Automatic diachronic linking of Swedish lexical resources .
Språkbanken <http://språkbanken.gu.se> possesses a number of digitized lexical resources in various stages of preparation and representing i.a. various historical forms of Swedish. One of the resources – SALDO – is singled out as the pivot resource to which all the others should be linked in some way. The hope is that the resulting interlinking of the lexicons will enable many kinds of linguistic information to be transferred among them. However, the interlinking of the lexical resources has only begun and there is much scope for innovation.
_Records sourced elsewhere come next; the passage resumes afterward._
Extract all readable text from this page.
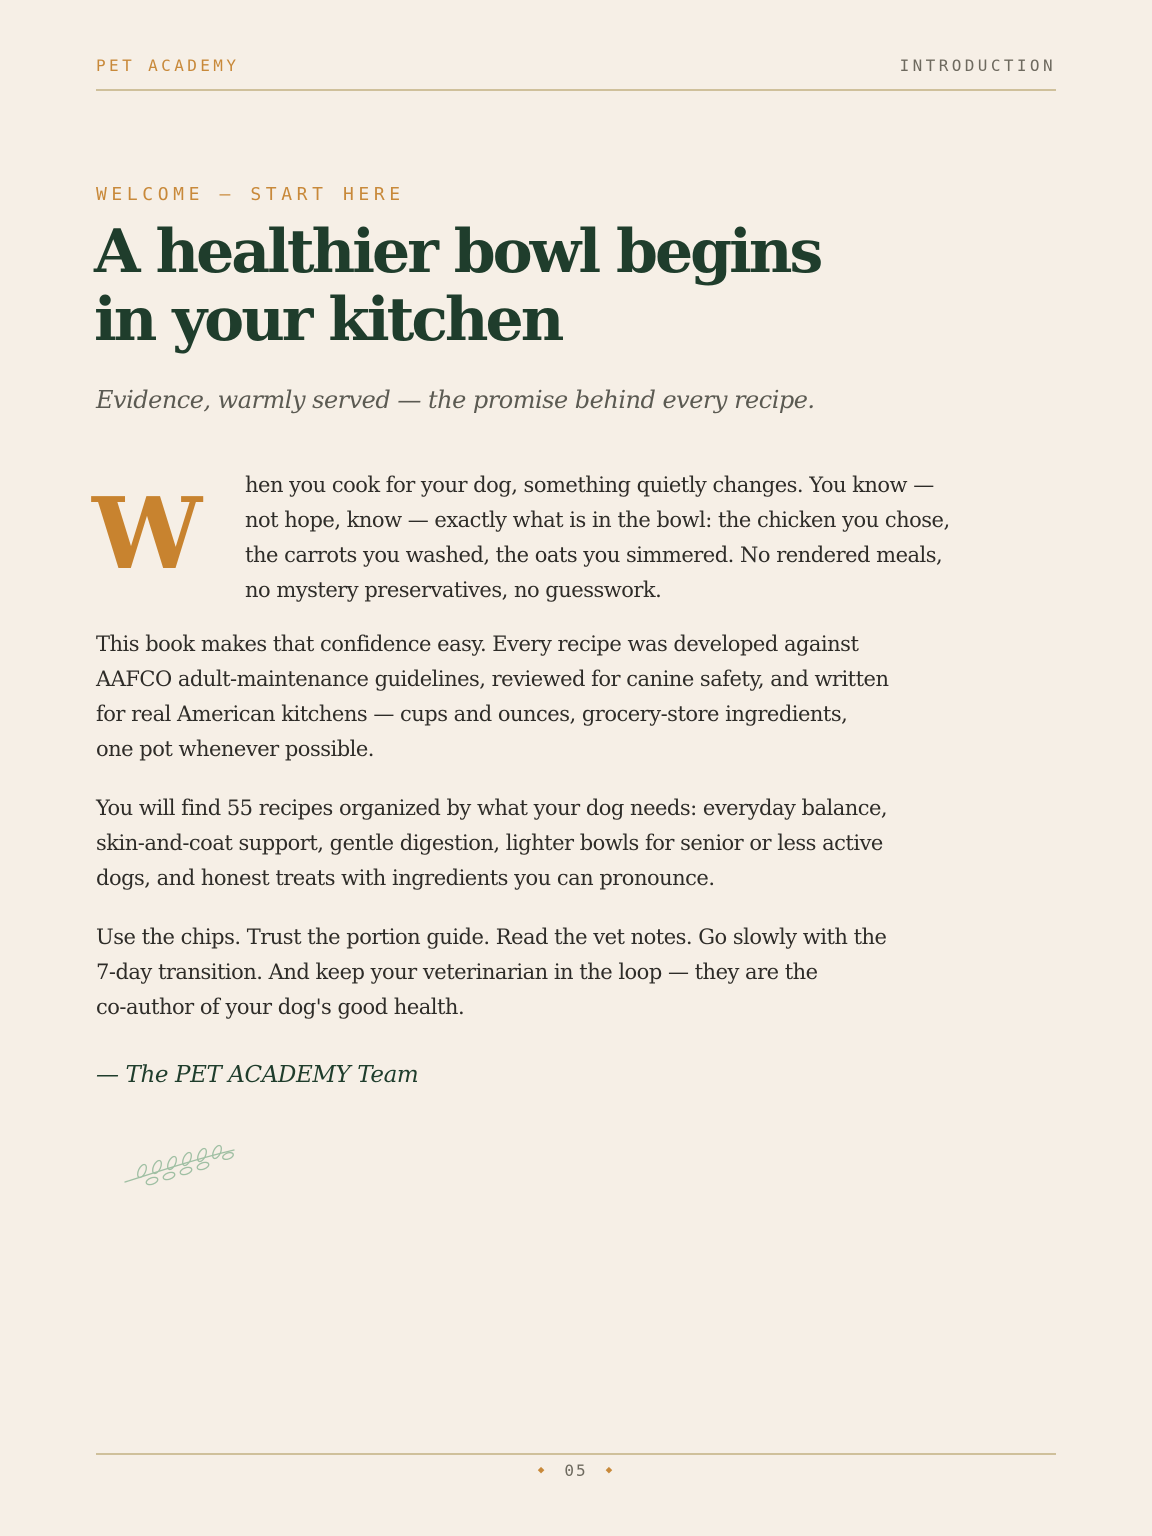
PET ACADEMY	INTRODUCTION
WELCOME — START HERE
A healthier bowl begins
in your kitchen
Evidence, warmly served — the promise behind every recipe.
W hen you cook for your dog, something quietly changes. You know —
not hope, know — exactly what is in the bowl: the chicken you chose,
the carrots you washed, the oats you simmered. No rendered meals,
no mystery preservatives, no guesswork.
This book makes that confidence easy. Every recipe was developed against
AAFCO adult-maintenance guidelines, reviewed for canine safety, and written
for real American kitchens — cups and ounces, grocery-store ingredients,
one pot whenever possible.
You will find 55 recipes organized by what your dog needs: everyday balance,
skin-and-coat support, gentle digestion, lighter bowls for senior or less active
dogs, and honest treats with ingredients you can pronounce.
Use the chips. Trust the portion guide. Read the vet notes. Go slowly with the
7-day transition. And keep your veterinarian in the loop — they are the
co-author of your dog's good health.
— The PET ACADEMY Team
◆ 05 ◆
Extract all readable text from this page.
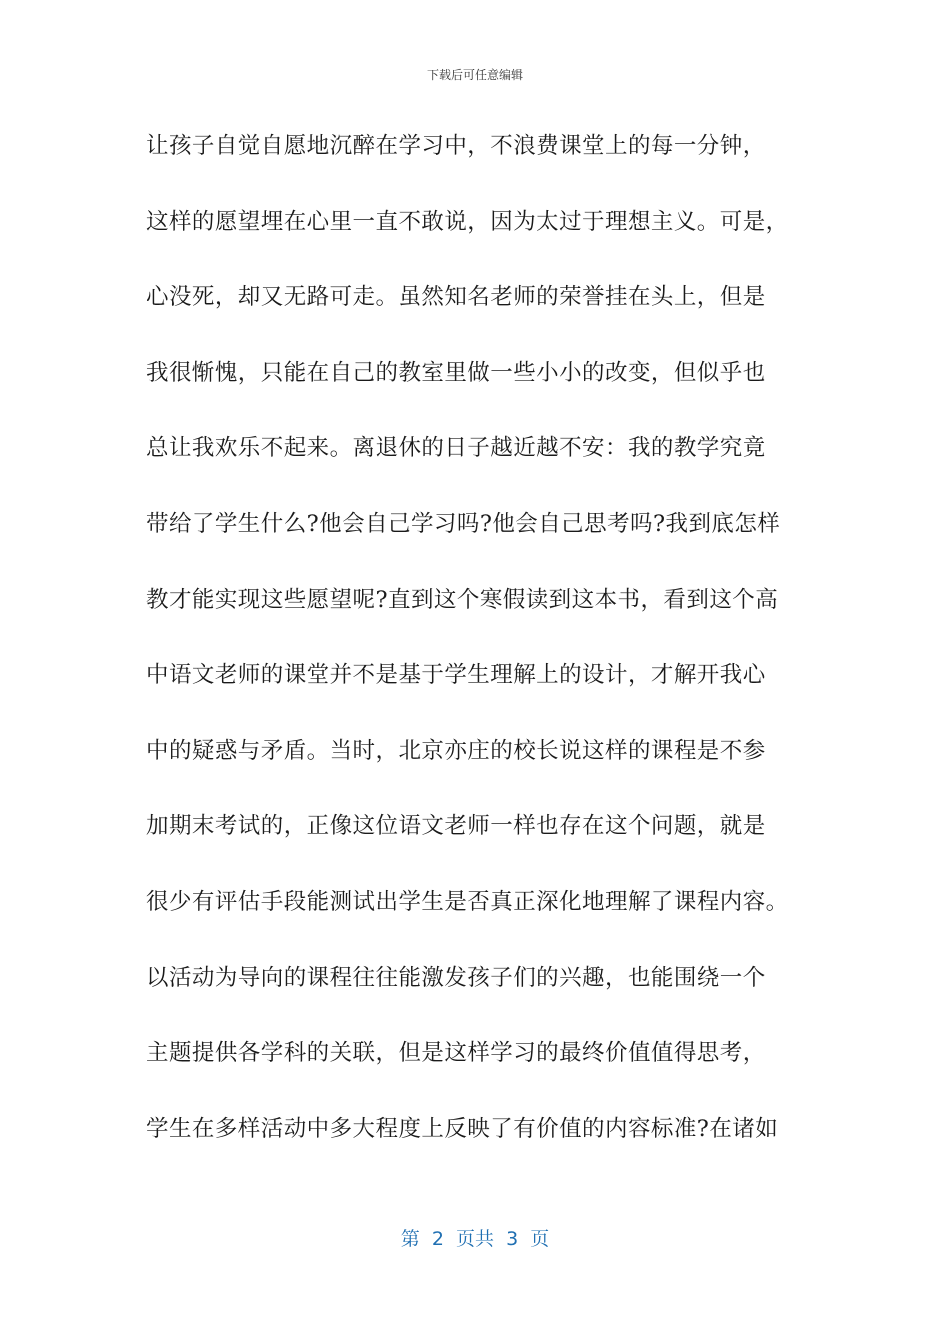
下载后可任意编辑
让孩子自觉自愿地沉醉在学习中，不浪费课堂上的每一分钟，
这样的愿望埋在心里一直不敢说，因为太过于理想主义。可是，
心没死，却又无路可走。虽然知名老师的荣誉挂在头上，但是
我很惭愧，只能在自己的教室里做一些小小的改变，但似乎也
总让我欢乐不起来。离退休的日子越近越不安：我的教学究竟
带给了学生什么?他会自己学习吗?他会自己思考吗?我到底怎样
教才能实现这些愿望呢?直到这个寒假读到这本书，看到这个高
中语文老师的课堂并不是基于学生理解上的设计，才解开我心
中的疑惑与矛盾。当时，北京亦庄的校长说这样的课程是不参
加期末考试的，正像这位语文老师一样也存在这个问题，就是
很少有评估手段能测试出学生是否真正深化地理解了课程内容。
以活动为导向的课程往往能激发孩子们的兴趣，也能围绕一个
主题提供各学科的关联，但是这样学习的最终价值值得思考，
学生在多样活动中多大程度上反映了有价值的内容标准?在诸如
第  2  页共  3  页
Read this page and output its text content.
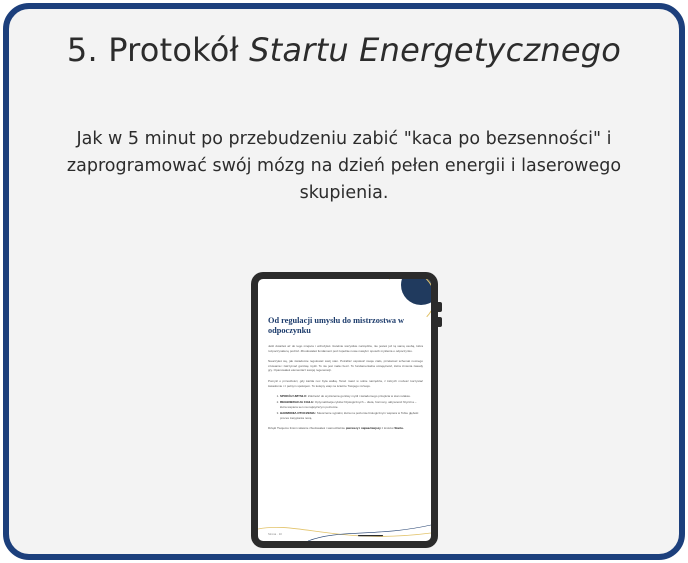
5. Protokół Startu Energetycznego
Jak w 5 minut po przebudzeniu zabić "kaca po bezsenności" i zaprogramować swój mózg na dzień pełen energii i laserowego skupienia.
Od regulacji umysłu do mistrzostwa w odpoczynku

Jeśli dotarłeś aż do tego miejsca i wdrożyłeś rzetelnie wszystkie narzędzia, nie jesteś już tą samą osobą, która rozpoczynała tę podróż. Zbudowałeś fundament pod zupełnie nowe nawyki i sposób myślenia o odpoczynku.

Nauczyłeś się, jak świadomie regulować swój stan. Potrafisz uspokoić swoje ciało, przełamać schemat nocnego czuwania i zatrzymać gonitwę myśli. To nie jest mała rzecz. To fundamentalna umiejętność, która zmienia zasady gry. Opanowałeś elementarz swojej regeneracji.

Pomyśl o przeszłości, gdy każda noc była walką. Teraz masz w sobie narzędzia, z których możesz korzystać świadomie i z pełnym spokojem. To kolejny etap na ścieżce Twojego rozwoju.

1. SPOKÓJ UMYSŁU: Zdolność do wyciszenia gonitwy myśli i świadomego przejścia w stan relaksu.
2. REGENERACJA CIAŁA: Optymalizacja cyklów fizjologicznych – dieta, hormony, aktywność fizyczna – która wspiera sen na najwyższym poziomie.
3. HARMONIA OTOCZENIA: Stworzenie sypialni, która na poziomie biologicznym wspiera w Tobie głęboki proces zasypiania nocą.

Dzięki Twojemu liniom własnie zbudowałeś i samodzielnie pierwszy i najważniejszy z kroków Startu.

Strona · 10
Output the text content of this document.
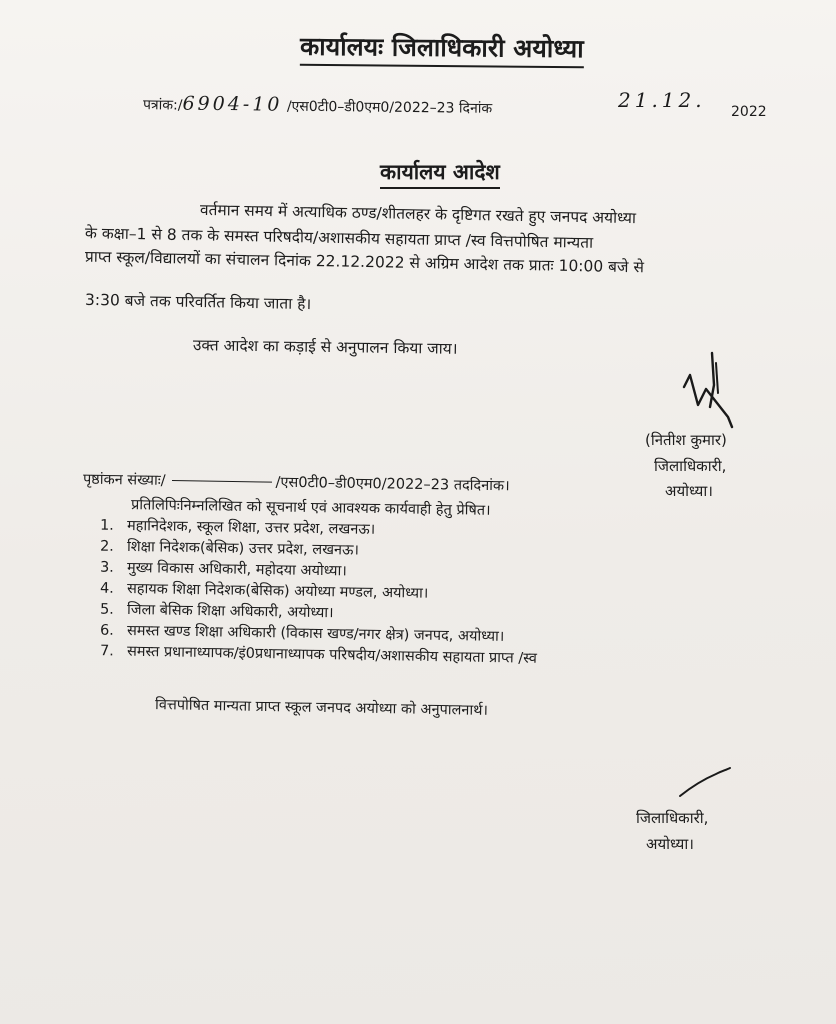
कार्यालयः जिलाधिकारी अयोध्या
पत्रांक:/6904-10 /एस0टी0–डी0एम0/2022–23 दिनांक	21.12. 2022
कार्यालय आदेश
वर्तमान समय में अत्याधिक ठण्ड/शीतलहर के दृष्टिगत रखते हुए जनपद अयोध्या
के कक्षा–1 से 8 तक के समस्त परिषदीय/अशासकीय सहायता प्राप्त /स्व वित्तपोषित मान्यता
प्राप्त स्कूल/विद्यालयों का संचालन दिनांक 22.12.2022 से अग्रिम आदेश तक प्रातः 10:00 बजे से
3:30 बजे तक परिवर्तित किया जाता है।
उक्त आदेश का कड़ाई से अनुपालन किया जाय।
(नितीश कुमार)
जिलाधिकारी,
अयोध्या।
पृष्ठांकन संख्याः/	/एस0टी0–डी0एम0/2022–23 तददिनांक।
प्रतिलिपिःनिम्नलिखित को सूचनार्थ एवं आवश्यक कार्यवाही हेतु प्रेषित।
1. महानिदेशक, स्कूल शिक्षा, उत्तर प्रदेश, लखनऊ।
2. शिक्षा निदेशक(बेसिक) उत्तर प्रदेश, लखनऊ।
3. मुख्य विकास अधिकारी, महोदया अयोध्या।
4. सहायक शिक्षा निदेशक(बेसिक) अयोध्या मण्डल, अयोध्या।
5. जिला बेसिक शिक्षा अधिकारी, अयोध्या।
6. समस्त खण्ड शिक्षा अधिकारी (विकास खण्ड/नगर क्षेत्र) जनपद, अयोध्या।
7. समस्त प्रधानाध्यापक/इं0प्रधानाध्यापक परिषदीय/अशासकीय सहायता प्राप्त /स्व
वित्तपोषित मान्यता प्राप्त स्कूल जनपद अयोध्या को अनुपालनार्थ।
जिलाधिकारी,
अयोध्या।
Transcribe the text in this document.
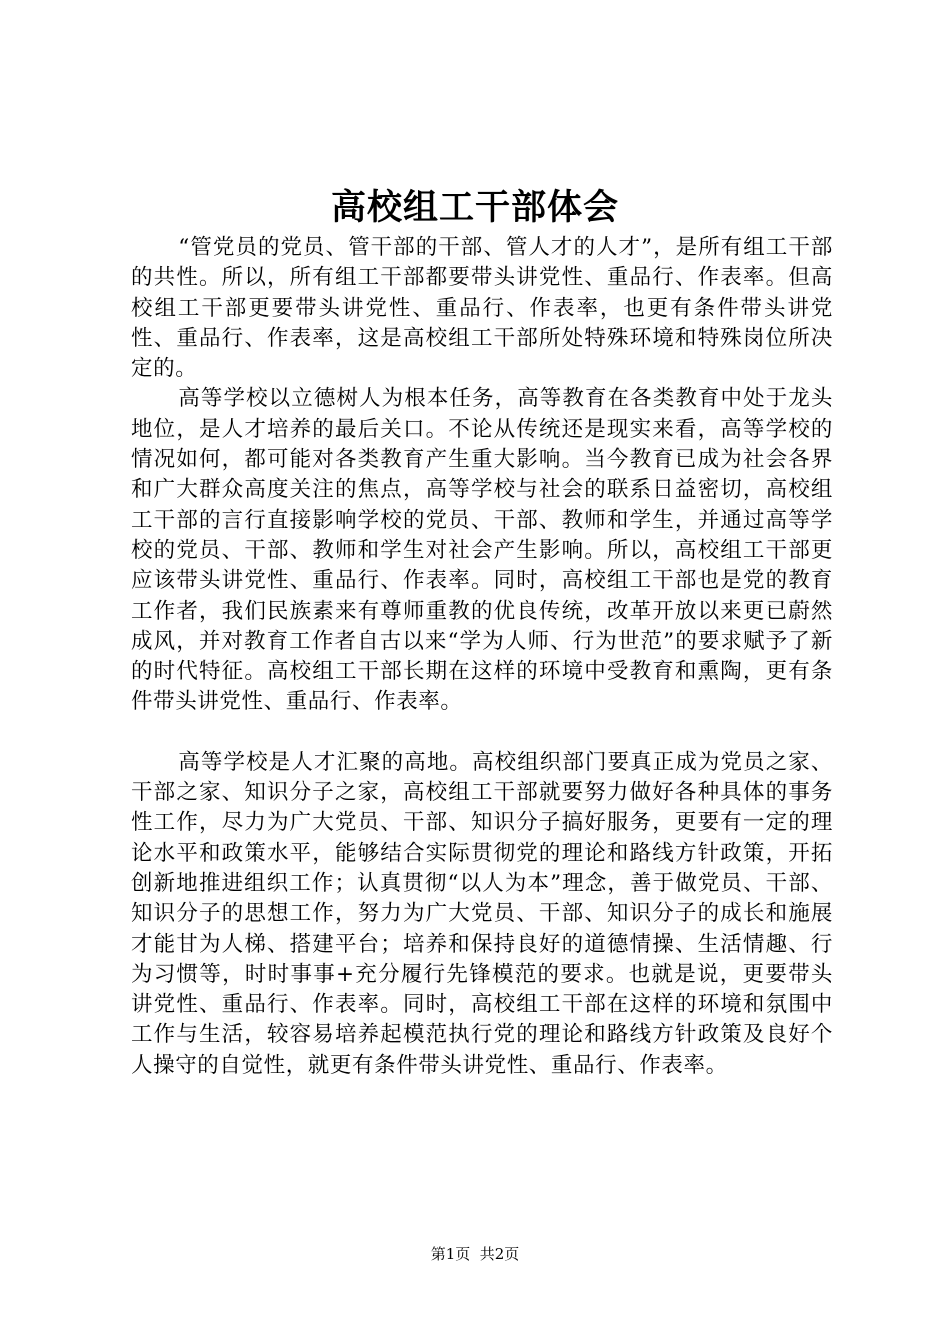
高校组工干部体会

“管党员的党员、管干部的干部、管人才的人才”，是所有组工干部的共性。所以，所有组工干部都要带头讲党性、重品行、作表率。但高校组工干部更要带头讲党性、重品行、作表率，也更有条件带头讲党性、重品行、作表率，这是高校组工干部所处特殊环境和特殊岗位所决定的。

高等学校以立德树人为根本任务，高等教育在各类教育中处于龙头地位，是人才培养的最后关口。不论从传统还是现实来看，高等学校的情况如何，都可能对各类教育产生重大影响。当今教育已成为社会各界和广大群众高度关注的焦点，高等学校与社会的联系日益密切，高校组工干部的言行直接影响学校的党员、干部、教师和学生，并通过高等学校的党员、干部、教师和学生对社会产生影响。所以，高校组工干部更应该带头讲党性、重品行、作表率。同时，高校组工干部也是党的教育工作者，我们民族素来有尊师重教的优良传统，改革开放以来更已蔚然成风，并对教育工作者自古以来“学为人师、行为世范”的要求赋予了新的时代特征。高校组工干部长期在这样的环境中受教育和熏陶，更有条件带头讲党性、重品行、作表率。

高等学校是人才汇聚的高地。高校组织部门要真正成为党员之家、干部之家、知识分子之家，高校组工干部就要努力做好各种具体的事务性工作，尽力为广大党员、干部、知识分子搞好服务，更要有一定的理论水平和政策水平，能够结合实际贯彻党的理论和路线方针政策，开拓创新地推进组织工作；认真贯彻“以人为本”理念，善于做党员、干部、知识分子的思想工作，努力为广大党员、干部、知识分子的成长和施展才能甘为人梯、搭建平台；培养和保持良好的道德情操、生活情趣、行为习惯等，时时事事+充分履行先锋模范的要求。也就是说，更要带头讲党性、重品行、作表率。同时，高校组工干部在这样的环境和氛围中工作与生活，较容易培养起模范执行党的理论和路线方针政策及良好个人操守的自觉性，就更有条件带头讲党性、重品行、作表率。

第1页  共2页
This problem is an open one and should be suitably narrowed down to be solvable in the framework of a master’s thesis, e.g., by focusing on one pair of lexical resources but of course with a view to the general applicability of the proposed solution. On the one hand, there are the lexicons themselves with the associated, partly overlapping linguistic information. On the other hand, there are various external resources, such as text corpora representing different historical language stages, and possibly freely available external lexicons. The problem more narrowly construed consists in proposing and implementing a set of tools for interlinking the lexicons, using all and any relevant information available, as well as some kind of evaluation procedure. The interlinking should be semi-automatic, and the extent of the manual component should be explicitly indicated as part of the result (e.g., as the number and percentage of ambiguous links).
Lars Borin and possibly others, Språkbanken